Euler Limit of $\frac{x^x-x}{1-x+\ln(x)}$ Without L'Hopital
You mention allowing series expansions. This problem is trivial with them. $$\lim_{x\to 1}\dfrac{x^x-x}{1-x+\ln(x)}$$ So that I can use McLaurin series I already know, I am going to enforce the substitution $u = x-1$ $$=\lim_{u\to 0}\dfrac{(u+1)^{u+1}-u-1}{\ln(u+1)-u}$$ $$=\lim_{u\to 0}\dfrac{[1+u+u^2+O(u^3)]-u-1}{[u-\frac{u^2}{2}+O(u^3)]-u}$$ $$=\lim_{u\to 0}\dfrac{u^2+O(u^3)}{-\frac{u^2}{2}+O(u^3)}$$ $$=\lim_{u\to 0}\dfrac{u^2}{-\frac{u^2}{2}}$$ $$=\color{red}{-2}$$
$y=\ln(x)$ actually works
$$\lim_{x\to 1}\dfrac{x^x-x}{1-x+\ln(x)}=\lim_{y \to 0}\dfrac{e^{ye^y}-e^y}{1-e^{y}+y}=\lim_{y \to 0}e^{y}\dfrac{e^{y(e^y-1)}-1}{1-e^{y}+y}=\lim_{y \to 0}\dfrac{e^{y(e^y-1)}-1}{1-e^{y}+y}$$
Now, by the definition of the derivative $$\lim_{z \to 0}\frac{e^z-1}{z}=1$$
Replacing $z=y(e^y-1)$ you get $$\lim_{y \to 0}\frac{e^{y(e^y-1)}-1}{y(e^y-1)}=1$$
Therefore $$\lim_{y \to 0}\frac{e^{y(e^y-1)}-1}{1+y-e^y}=\lim_{y \to 0}\frac{e^{y(e^y-1)}-1}{y(e^y-1)}\frac{y(e^y-1)}{1+y-e^y}=\lim_{y \to 0}\frac{y(e^y-1)}{1+y-e^y}$$
This last limit is much easier and can be calculated easily, either with power series, or by calculating $$ \lim_{y \to 0}\frac{y(e^y-1)}{1+y-e^y}=\lim_{y \to 0}\frac{y(e^y-1)}{y^2}\frac{y^2}{1+y-e^y}=\lim_{y \to 0}\frac{e^y-1}{y}\frac{y^2}{1+y-e^y}=\lim_{y \to 0}\frac{y^2}{1+y-e^y} $$ which is pretty standard.

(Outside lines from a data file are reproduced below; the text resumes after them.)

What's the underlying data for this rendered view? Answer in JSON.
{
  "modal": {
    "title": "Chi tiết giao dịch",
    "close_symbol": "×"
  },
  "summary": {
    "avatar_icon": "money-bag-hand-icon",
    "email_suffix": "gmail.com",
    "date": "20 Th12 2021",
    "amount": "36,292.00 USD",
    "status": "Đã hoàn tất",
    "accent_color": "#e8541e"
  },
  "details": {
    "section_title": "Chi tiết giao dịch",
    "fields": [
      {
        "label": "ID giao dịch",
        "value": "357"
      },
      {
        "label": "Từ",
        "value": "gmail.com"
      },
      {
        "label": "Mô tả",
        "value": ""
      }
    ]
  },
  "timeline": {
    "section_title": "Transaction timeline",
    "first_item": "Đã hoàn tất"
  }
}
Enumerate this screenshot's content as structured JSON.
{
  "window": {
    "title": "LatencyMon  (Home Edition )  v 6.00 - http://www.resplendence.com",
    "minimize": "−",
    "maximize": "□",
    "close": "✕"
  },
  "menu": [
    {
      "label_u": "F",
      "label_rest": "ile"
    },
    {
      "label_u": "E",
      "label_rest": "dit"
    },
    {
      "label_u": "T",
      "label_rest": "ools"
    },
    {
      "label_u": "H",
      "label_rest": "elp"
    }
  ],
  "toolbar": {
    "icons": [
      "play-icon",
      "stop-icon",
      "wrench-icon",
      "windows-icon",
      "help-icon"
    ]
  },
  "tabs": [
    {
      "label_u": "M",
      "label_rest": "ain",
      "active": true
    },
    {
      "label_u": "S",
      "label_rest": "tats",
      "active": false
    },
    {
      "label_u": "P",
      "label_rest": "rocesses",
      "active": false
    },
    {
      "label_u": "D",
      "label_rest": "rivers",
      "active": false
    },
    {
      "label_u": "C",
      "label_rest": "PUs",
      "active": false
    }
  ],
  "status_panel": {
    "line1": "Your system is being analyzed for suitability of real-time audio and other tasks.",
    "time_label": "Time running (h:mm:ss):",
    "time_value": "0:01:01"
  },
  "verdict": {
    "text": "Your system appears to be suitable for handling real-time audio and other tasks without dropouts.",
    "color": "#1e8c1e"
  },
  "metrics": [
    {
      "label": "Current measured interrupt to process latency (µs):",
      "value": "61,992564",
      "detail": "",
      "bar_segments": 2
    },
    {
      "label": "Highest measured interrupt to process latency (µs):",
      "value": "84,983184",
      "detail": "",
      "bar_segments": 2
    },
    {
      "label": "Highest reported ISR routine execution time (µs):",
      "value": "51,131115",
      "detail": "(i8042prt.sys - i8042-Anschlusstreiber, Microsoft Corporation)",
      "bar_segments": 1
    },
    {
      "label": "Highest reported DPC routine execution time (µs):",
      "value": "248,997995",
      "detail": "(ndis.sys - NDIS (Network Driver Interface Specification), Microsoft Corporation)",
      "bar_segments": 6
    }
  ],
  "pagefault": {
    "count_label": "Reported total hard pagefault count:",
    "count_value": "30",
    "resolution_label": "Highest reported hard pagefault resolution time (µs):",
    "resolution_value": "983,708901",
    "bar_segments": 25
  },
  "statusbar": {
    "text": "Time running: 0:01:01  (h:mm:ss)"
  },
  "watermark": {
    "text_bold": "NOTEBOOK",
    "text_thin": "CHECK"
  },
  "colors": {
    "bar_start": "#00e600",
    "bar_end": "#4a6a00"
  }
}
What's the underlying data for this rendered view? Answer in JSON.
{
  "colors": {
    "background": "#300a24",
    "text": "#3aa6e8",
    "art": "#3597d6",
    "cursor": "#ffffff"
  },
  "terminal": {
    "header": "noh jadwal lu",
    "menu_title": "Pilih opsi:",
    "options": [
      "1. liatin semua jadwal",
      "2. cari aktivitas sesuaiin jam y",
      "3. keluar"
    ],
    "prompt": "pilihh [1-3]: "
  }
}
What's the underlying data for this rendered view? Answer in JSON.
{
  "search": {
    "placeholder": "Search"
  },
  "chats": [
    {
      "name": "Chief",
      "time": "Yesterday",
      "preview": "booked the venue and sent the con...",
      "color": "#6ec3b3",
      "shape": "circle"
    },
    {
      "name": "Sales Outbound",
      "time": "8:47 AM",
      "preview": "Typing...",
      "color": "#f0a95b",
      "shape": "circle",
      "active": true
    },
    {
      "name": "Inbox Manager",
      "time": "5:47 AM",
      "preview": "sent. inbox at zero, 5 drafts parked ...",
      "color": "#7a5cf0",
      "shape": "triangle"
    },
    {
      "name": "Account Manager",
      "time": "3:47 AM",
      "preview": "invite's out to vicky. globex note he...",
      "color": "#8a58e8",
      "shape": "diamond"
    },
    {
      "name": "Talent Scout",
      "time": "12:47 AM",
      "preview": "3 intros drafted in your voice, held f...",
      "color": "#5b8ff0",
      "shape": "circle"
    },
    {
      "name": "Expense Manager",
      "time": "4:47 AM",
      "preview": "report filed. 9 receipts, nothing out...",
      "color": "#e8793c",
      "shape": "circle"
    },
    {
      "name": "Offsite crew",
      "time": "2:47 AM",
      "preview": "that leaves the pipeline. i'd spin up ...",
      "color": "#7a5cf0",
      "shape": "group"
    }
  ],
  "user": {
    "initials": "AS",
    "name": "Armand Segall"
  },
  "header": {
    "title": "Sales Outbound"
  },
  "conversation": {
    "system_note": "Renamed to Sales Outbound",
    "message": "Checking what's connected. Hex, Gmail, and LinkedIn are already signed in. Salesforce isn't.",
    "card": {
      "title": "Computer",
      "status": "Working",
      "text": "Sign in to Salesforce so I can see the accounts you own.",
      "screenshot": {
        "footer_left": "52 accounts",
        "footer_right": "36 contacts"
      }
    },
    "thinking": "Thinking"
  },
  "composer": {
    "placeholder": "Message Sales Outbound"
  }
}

You can collect a factor $x$ from the numerator and then do $x=t+1$, so the limit becomes $$ \lim_{t\to0}(1+t)\frac{(t+1)^t-1}{\log(1+t)-t} $$ (surely Euler didn't use “ln”).
The factor $1+t$ contributes $1$, so we can concentrate on the fraction. The numerator is $e^{t\log(t+1)}-1$ and can be expanded like $$ 1+t\log(1+t)+o(t\log(1+t))-1=t^2+o(t^2) $$ whereas the denominator is $$ \log(1+t)-t=t-\frac{t^2}{2}+o(t^2)-t=-\frac{t^2}{2}+o(t^2) $$ so the limit is $-2$.